Many parents and grandparents wish to leave money to a disabled loved one at death. Naming a disabled child as a beneficiary of a will, life insurance, or other type of inheritance could result in the child losing public benefits.

When Sam died, he left $25,000 to his son, Brad. Because Brad inherited assets over the $2,000 limit, Brad lost his SSI and Medicaid.

Family members who want to leave a disabled child an inheritance should name the special needs trust as the beneficiary of their will, revocable living trust, life insurance, or retirement plan.
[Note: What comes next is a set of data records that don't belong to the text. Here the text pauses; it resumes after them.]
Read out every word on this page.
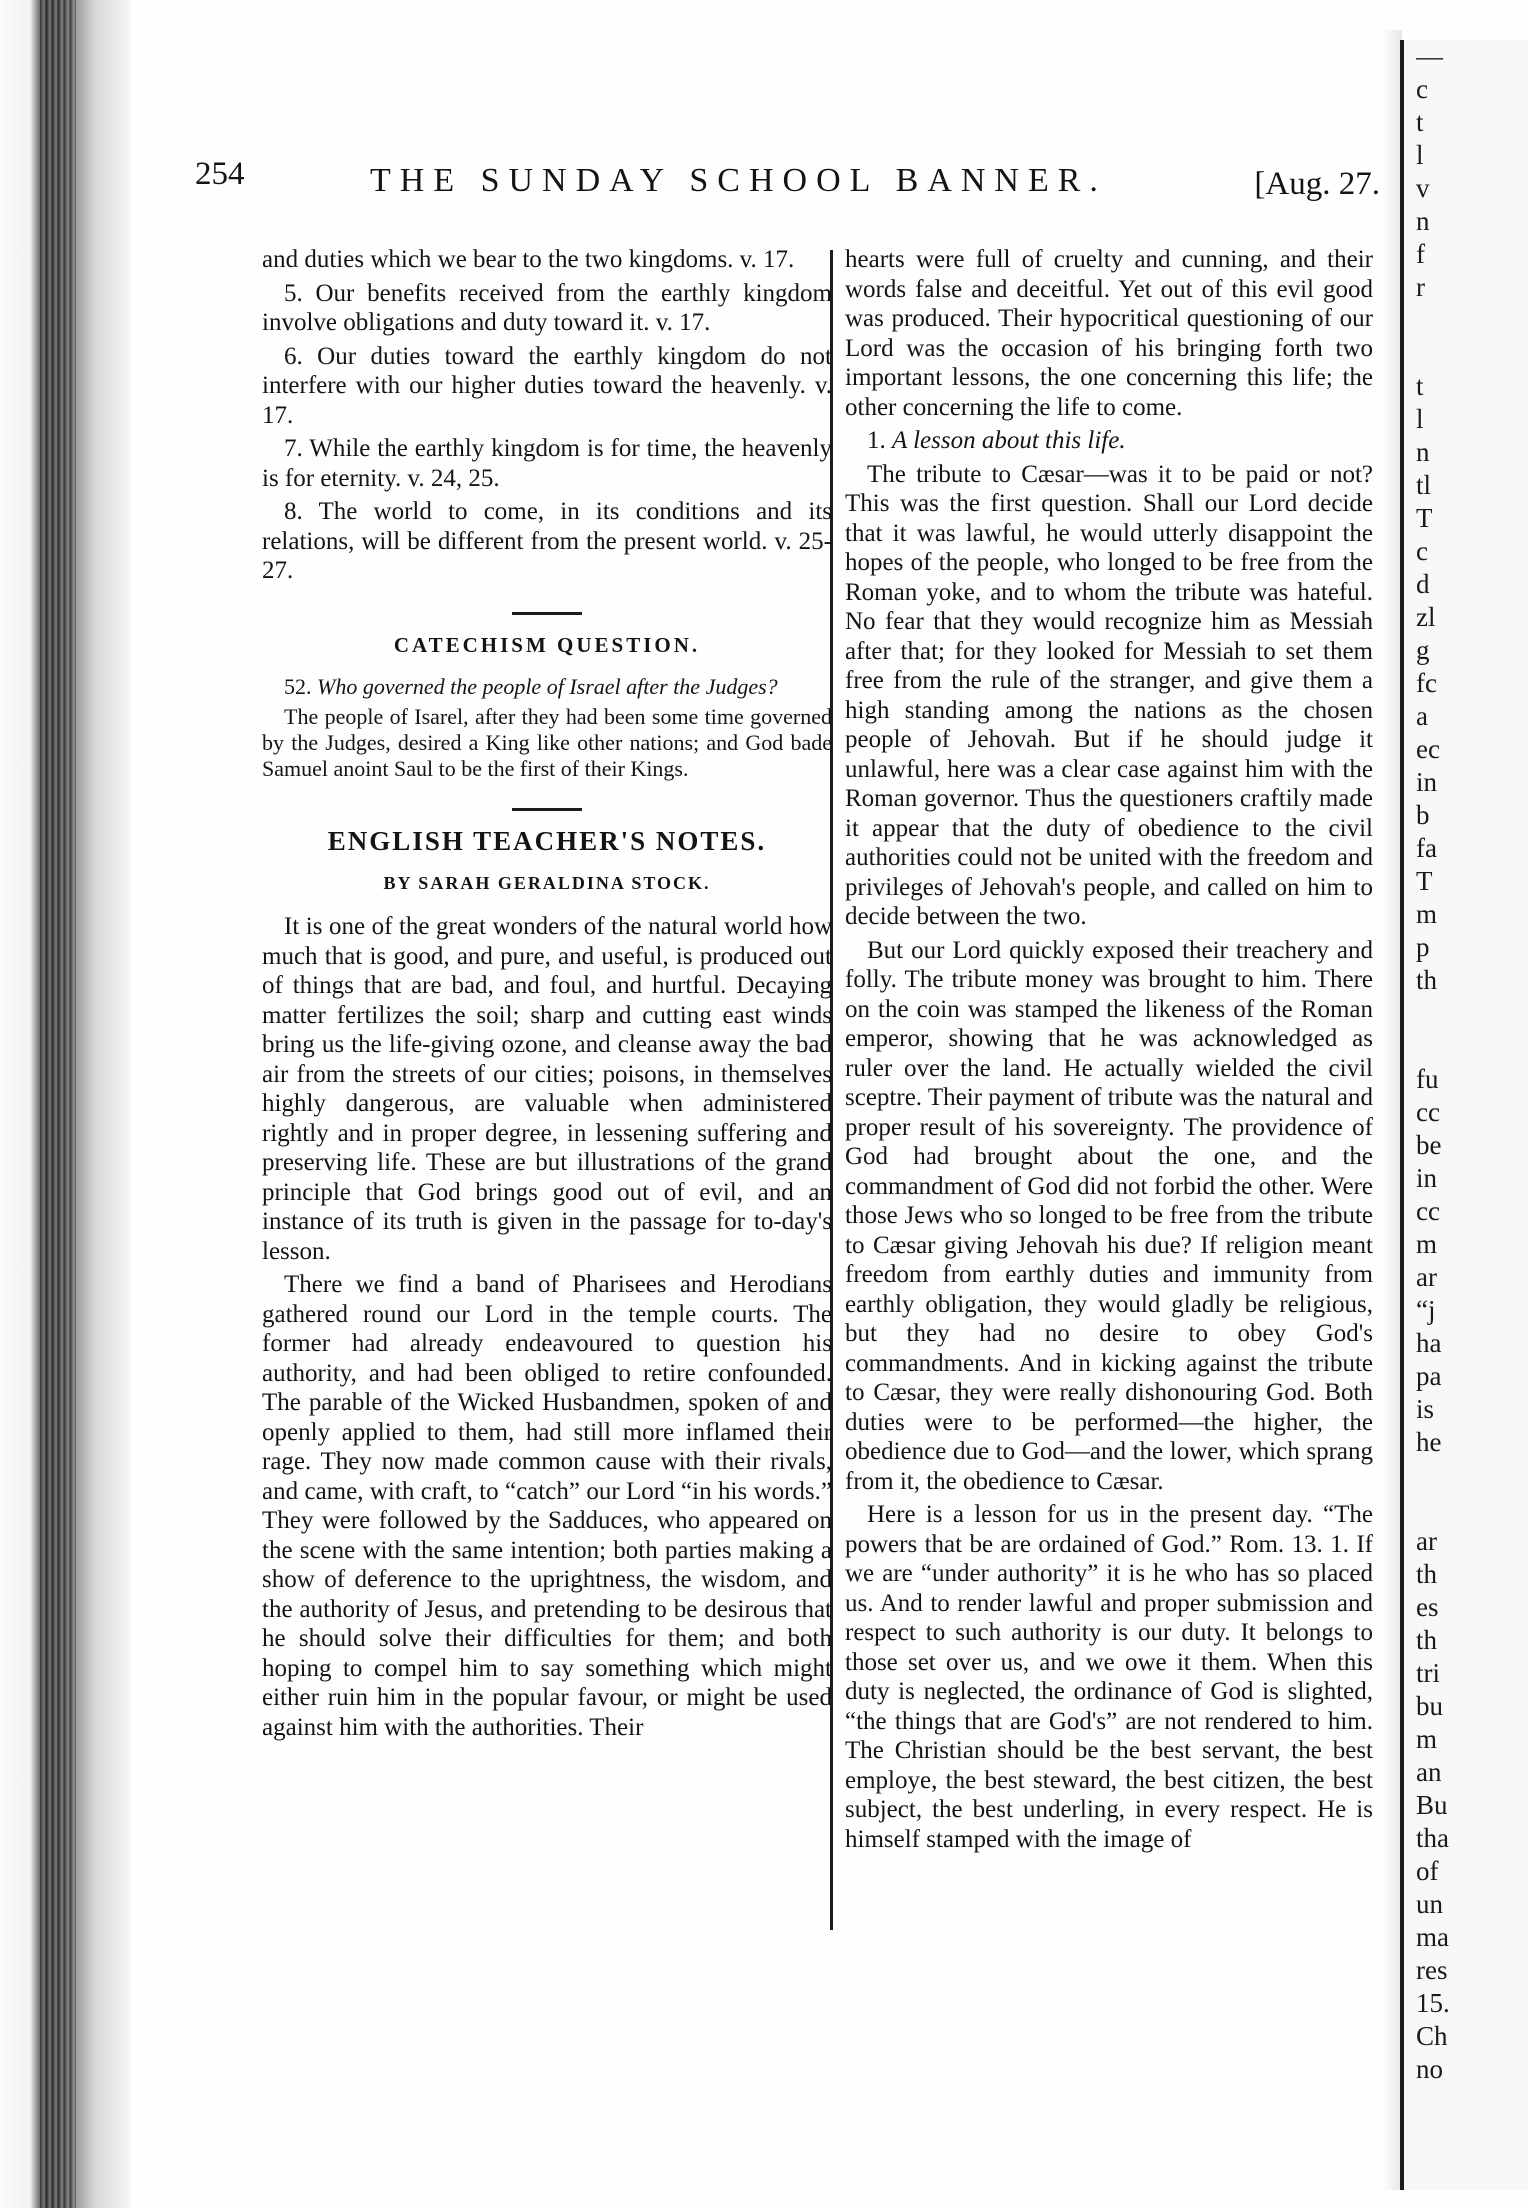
—
c
t
l
v
n
f
r

t
l
n
tl
T
c
d
zl
g
fc
a
ec
in
b
fa
T
m
p
th

fu
cc
be
in
cc
m
ar
“j
ha
pa
is
he

ar
th
es
th
tri
bu
m
an
Bu
tha
of
un
ma
res
15.
Ch
no
254	THE SUNDAY SCHOOL BANNER.	[Aug. 27.

and duties which we bear to the two kingdoms. v. 17.

5. Our benefits received from the earthly kingdom involve obligations and duty toward it. v. 17.

6. Our duties toward the earthly kingdom do not interfere with our higher duties toward the heavenly. v. 17.

7. While the earthly kingdom is for time, the heavenly is for eternity. v. 24, 25.

8. The world to come, in its conditions and its relations, will be different from the present world. v. 25-27.

CATECHISM QUESTION.

52. Who governed the people of Israel after the Judges?

The people of Isarel, after they had been some time governed by the Judges, desired a King like other nations; and God bade Samuel anoint Saul to be the first of their Kings.

ENGLISH TEACHER'S NOTES.
BY SARAH GERALDINA STOCK.

It is one of the great wonders of the natural world how much that is good, and pure, and useful, is produced out of things that are bad, and foul, and hurtful. Decaying matter fertilizes the soil; sharp and cutting east winds bring us the life-giving ozone, and cleanse away the bad air from the streets of our cities; poisons, in themselves highly dangerous, are valuable when administered rightly and in proper degree, in lessening suffering and preserving life. These are but illustrations of the grand principle that God brings good out of evil, and an instance of its truth is given in the passage for to-day's lesson.

There we find a band of Pharisees and Herodians gathered round our Lord in the temple courts. The former had already endeavoured to question his authority, and had been obliged to retire confounded. The parable of the Wicked Husbandmen, spoken of and openly applied to them, had still more inflamed their rage. They now made common cause with their rivals, and came, with craft, to “catch” our Lord “in his words.” They were followed by the Sadduces, who appeared on the scene with the same intention; both parties making a show of deference to the uprightness, the wisdom, and the authority of Jesus, and pretending to be desirous that he should solve their difficulties for them; and both hoping to compel him to say something which might either ruin him in the popular favour, or might be used against him with the authorities. Their

hearts were full of cruelty and cunning, and their words false and deceitful. Yet out of this evil good was produced. Their hypocritical questioning of our Lord was the occasion of his bringing forth two important lessons, the one concerning this life; the other concerning the life to come.

1. A lesson about this life.

The tribute to Cæsar—was it to be paid or not? This was the first question. Shall our Lord decide that it was lawful, he would utterly disappoint the hopes of the people, who longed to be free from the Roman yoke, and to whom the tribute was hateful. No fear that they would recognize him as Messiah after that; for they looked for Messiah to set them free from the rule of the stranger, and give them a high standing among the nations as the chosen people of Jehovah. But if he should judge it unlawful, here was a clear case against him with the Roman governor. Thus the questioners craftily made it appear that the duty of obedience to the civil authorities could not be united with the freedom and privileges of Jehovah's people, and called on him to decide between the two.

But our Lord quickly exposed their treachery and folly. The tribute money was brought to him. There on the coin was stamped the likeness of the Roman emperor, showing that he was acknowledged as ruler over the land. He actually wielded the civil sceptre. Their payment of tribute was the natural and proper result of his sovereignty. The providence of God had brought about the one, and the commandment of God did not forbid the other. Were those Jews who so longed to be free from the tribute to Cæsar giving Jehovah his due? If religion meant freedom from earthly duties and immunity from earthly obligation, they would gladly be religious, but they had no desire to obey God's commandments. And in kicking against the tribute to Cæsar, they were really dishonouring God. Both duties were to be performed—the higher, the obedience due to God—and the lower, which sprang from it, the obedience to Cæsar.

Here is a lesson for us in the present day. “The powers that be are ordained of God.” Rom. 13. 1. If we are “under authority” it is he who has so placed us. And to render lawful and proper submission and respect to such authority is our duty. It belongs to those set over us, and we owe it them. When this duty is neglected, the ordinance of God is slighted, “the things that are God's” are not rendered to him. The Christian should be the best servant, the best employe, the best steward, the best citizen, the best subject, the best underling, in every respect. He is himself stamped with the image of
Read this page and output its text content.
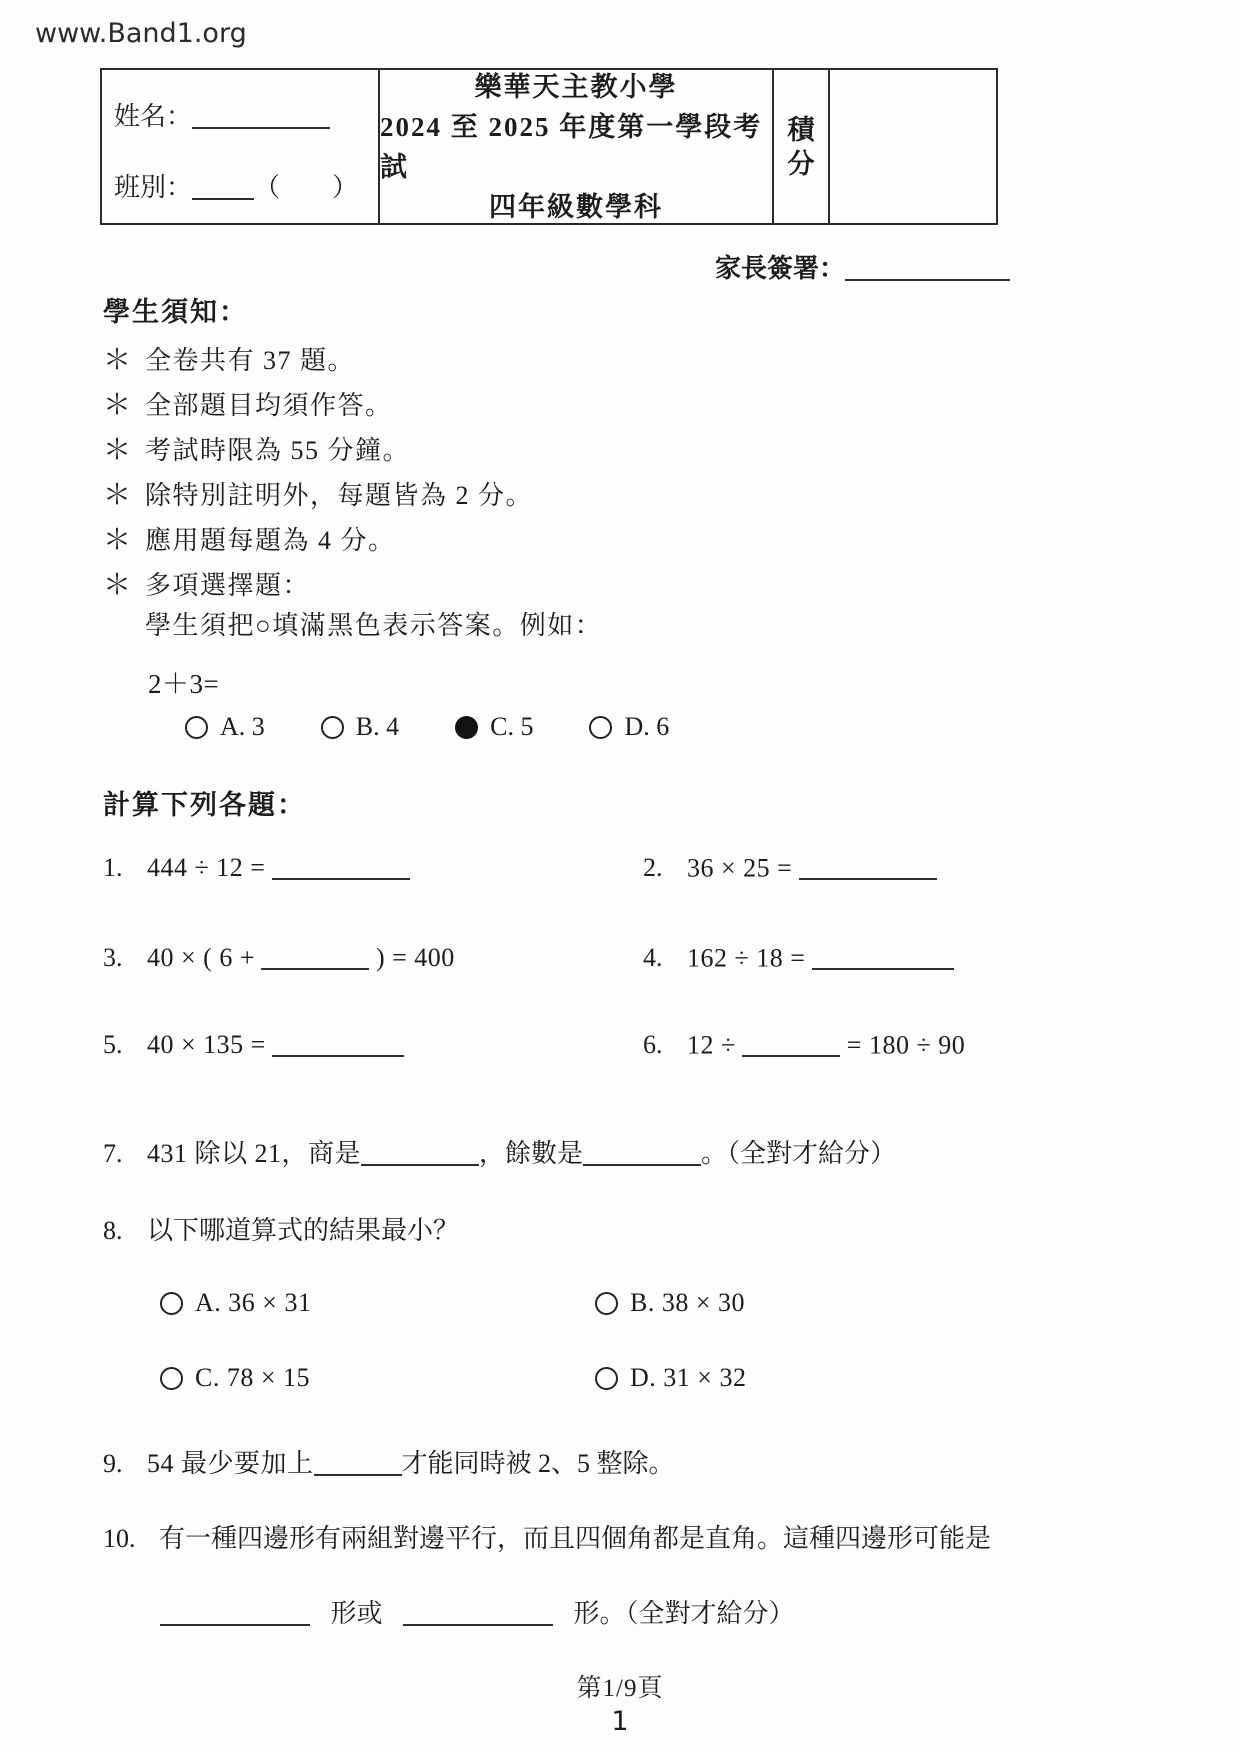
www.Band1.org
姓名：
班別： （　　）
樂華天主教小學
2024 至 2025 年度第一學段考試
四年級數學科
積
分
家長簽署：
學生須知：
＊ 全卷共有 37 題。
＊ 全部題目均須作答。
＊ 考試時限為 55 分鐘。
＊ 除特別註明外，每題皆為 2 分。
＊ 應用題每題為 4 分。
＊ 多項選擇題：
學生須把○填滿黑色表示答案。例如：
2＋3=
A. 3	B. 4	C. 5	D. 6
計算下列各題：
1. 444 ÷ 12 =	2. 36 × 25 =
3. 40 × ( 6 +	) = 400	4. 162 ÷ 18 =
5. 40 × 135 =	6. 12 ÷	= 180 ÷ 90
7. 431 除以 21，商是	，餘數是	。（全對才給分）
8. 以下哪道算式的結果最小？
A. 36 × 31	B. 38 × 30
C. 78 × 15	D. 31 × 32
9. 54 最少要加上	才能同時被 2、5 整除。
10. 有一種四邊形有兩組對邊平行，而且四個角都是直角。這種四邊形可能是
形或	形。（全對才給分）
第1/9頁
1
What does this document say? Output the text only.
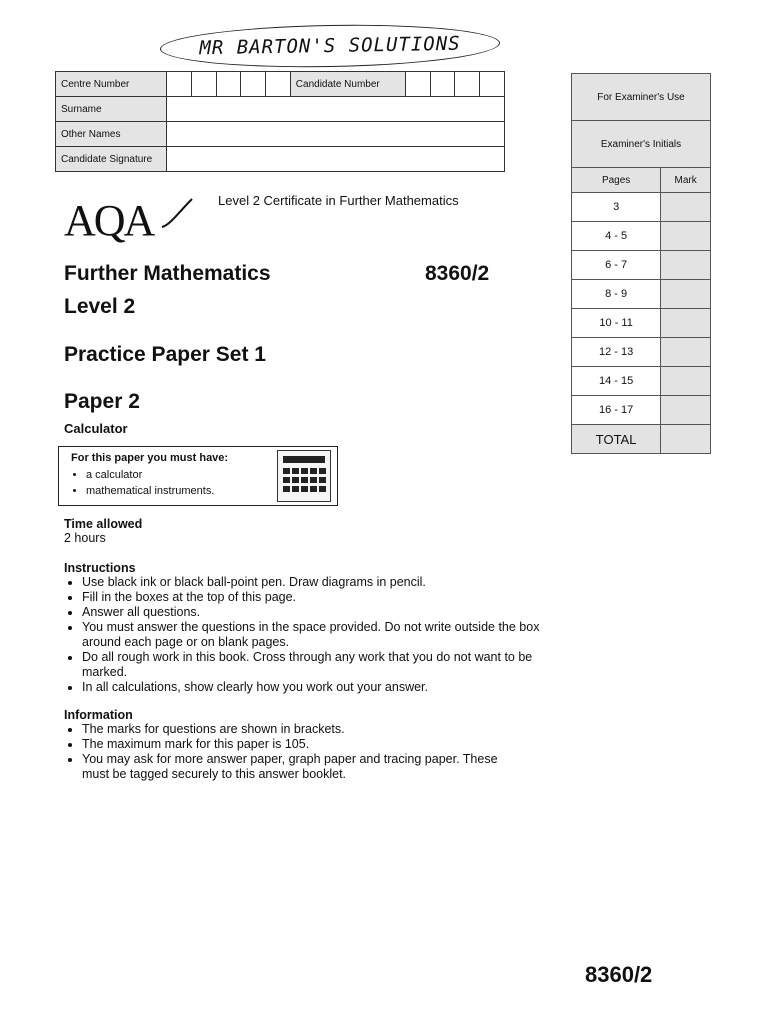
MR BARTON'S SOLUTIONS
Centre Number						Candidate Number				
Surname										
Other Names										
Candidate Signature										
For Examiner's Use	
Examiner's Initials	
Pages	Mark
3	
4 - 5	
6 - 7	
8 - 9	
10 - 11	
12 - 13	
14 - 15	
16 - 17	
TOTAL	
AQA	Level 2 Certificate in Further Mathematics
Further Mathematics	8360/2
Level 2
Practice Paper Set 1
Paper 2
Calculator
For this paper you must have:
• a calculator
• mathematical instruments.
Time allowed
2 hours
Instructions
• Use black ink or black ball-point pen. Draw diagrams in pencil.
• Fill in the boxes at the top of this page.
• Answer all questions.
• You must answer the questions in the space provided. Do not write outside the box around each page or on blank pages.
• Do all rough work in this book. Cross through any work that you do not want to be marked.
• In all calculations, show clearly how you work out your answer.
Information
• The marks for questions are shown in brackets.
• The maximum mark for this paper is 105.
• You may ask for more answer paper, graph paper and tracing paper. These must be tagged securely to this answer booklet.
8360/2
Brett, a single father of two minor children, set up a special needs trust for his disabled daughter, Katherine. His will leaves half of his estate to his son, Drew, and half to a special needs trust to benefit Katherine. Brett also changed the beneficiary on his life insurance, 401K, and I.R.A. to Drew and Katherine’s trust. When Brett dies, Drew will receive half of Brett’s estate and the trust will receive the other half. The money in the trust will be used  for Katherine. Katherine will continue to receive public benefits.

Who Manages the Trust?

A trustee manages the assets in a trust. Parents or other family members can be trustees. You can provide special instructions to the trustee and successor trustees about activities you would like your child to participate in, where your child should live, what alternative health care treatments your child should have, what relatives your child should visit, and more.

Does Your Child Need Public Benefits?

With the spiraling cost of healthcare, even a million dollars may not be enough to last for your child’s lifetime. Medicaid can help offset the cost of healthcare, but only if your child qualifies. By putting your child’s inheritance in a special needs trust, most of your child’s healthcare can be paid by Medicaid allowing the inheritance to be used for other things that will improve your child’s life.

With public benefits paying for medical care and other basic needs, the funds you leave your child in a special needs trust could provide a better quality of life for your child, even after you are gone.